Cricket's headquarters still flourishes but the description is apt for several of the abandoned grounds Chris Arnot visited in researching this handsomely produced and illustrated paean to the past. The Central Ground in Hastings, flanked by elegant Regency houses, now lies under "an identikit example of every bog-standard shopping centre", one of its pavilions replaced by the Cheeky Monkeys Crèche.

The old County Ground in Southampton, home to Hampshire for 115 years, has been tarmacked over to construct an executive housing estate, complete with signs reading: "No Ball Games."

Yet Arnot is no blinkered nostalgic. He acknowledges in some cases, as with Skelmerdale's sale of their old School Lane Ground to developers, change can be for the better, as the club used the money to provide a vastly superior pitch and pavilion.
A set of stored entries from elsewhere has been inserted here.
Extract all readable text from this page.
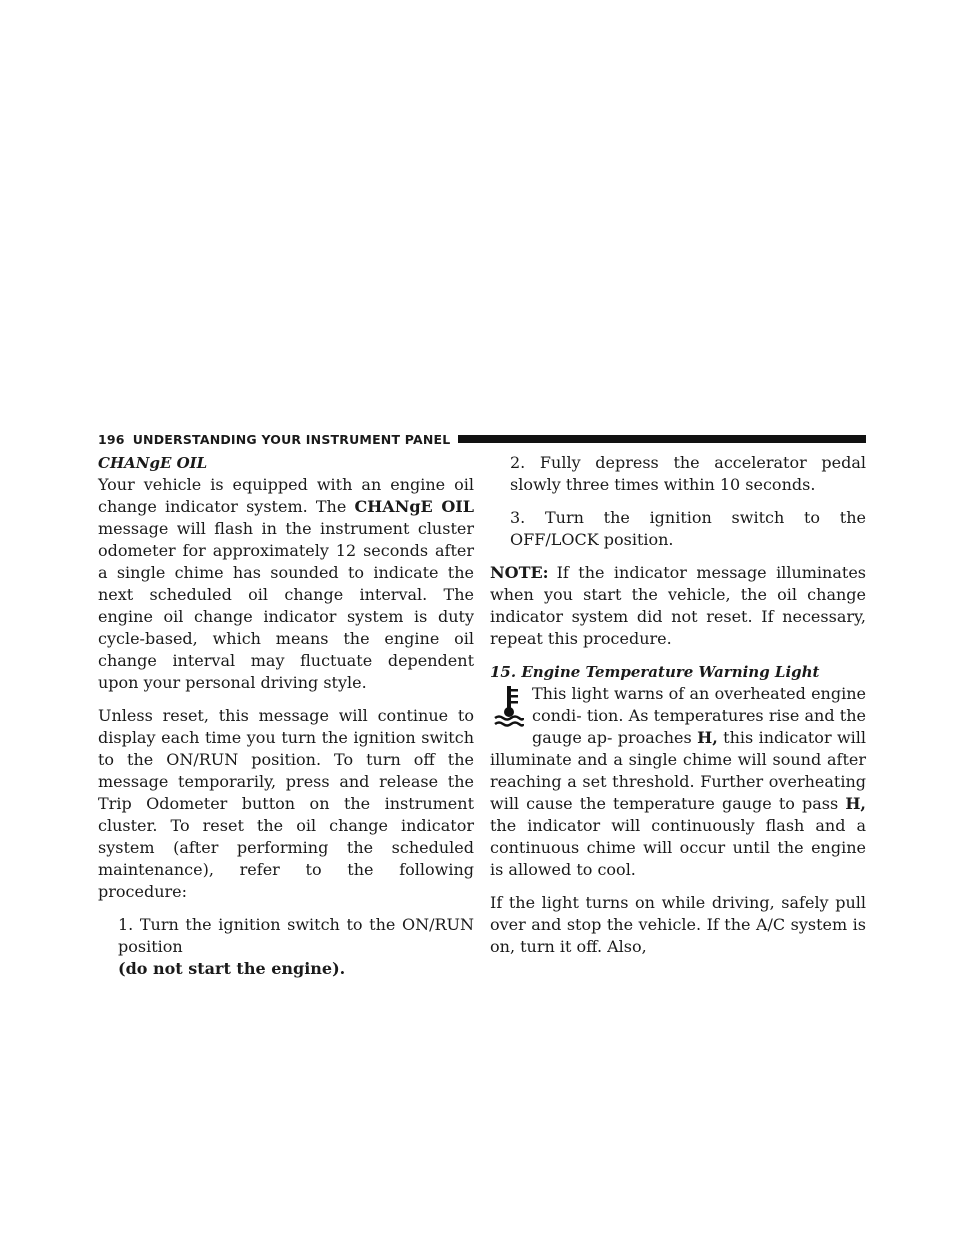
196 UNDERSTANDING YOUR INSTRUMENT PANEL
CHANgE OIL

Your vehicle is equipped with an engine oil change indicator system. The CHANgE OIL message will flash in the instrument cluster odometer for approximately 12 seconds after a single chime has sounded to indicate the next scheduled oil change interval. The engine oil change indicator system is duty cycle-based, which means the engine oil change interval may fluctuate dependent upon your personal driving style.

Unless reset, this message will continue to display each time you turn the ignition switch to the ON/RUN position. To turn off the message temporarily, press and release the Trip Odometer button on the instrument cluster. To reset the oil change indicator system (after performing the scheduled maintenance), refer to the following procedure:

1. Turn the ignition switch to the ON/RUN position
(do not start the engine).
2. Fully depress the accelerator pedal slowly three times within 10 seconds.
3. Turn the ignition switch to the OFF/LOCK position.

NOTE: If the indicator message illuminates when you start the vehicle, the oil change indicator system did not reset. If necessary, repeat this procedure.

15. Engine Temperature Warning Light

This light warns of an overheated engine condi- tion. As temperatures rise and the gauge ap- proaches H, this indicator will illuminate and a single chime will sound after reaching a set threshold. Further overheating will cause the temperature gauge to pass H, the indicator will continuously flash and a continuous chime will occur until the engine is allowed to cool.

If the light turns on while driving, safely pull over and stop the vehicle. If the A/C system is on, turn it off. Also,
Yet sepia-tinged sadness for the past is the dominant theme.

Here are Prince Ranjitsinhji and WG Grace in 1908 with their invitation teams posing on the steps of the country house, Shillinglee, that Ranji had rented for the summer (he never did pay the landlord, the Earl of Winterton).

Country house cricket has also long gone from south Yorkshire's Wentworth Woodhouse, leaving only pictures of sides grouped in front of its imposing 606ft façade. Arnot is no snob, giving recognition to the works grounds that enlightened employees such as Bass, Imperial Tobacco and Guinness provided for their staff. But the more storied venues somehow seem the greatest loss.

As Thompson might have put it: "Oh my Hastings and my Tonbridge long ago!"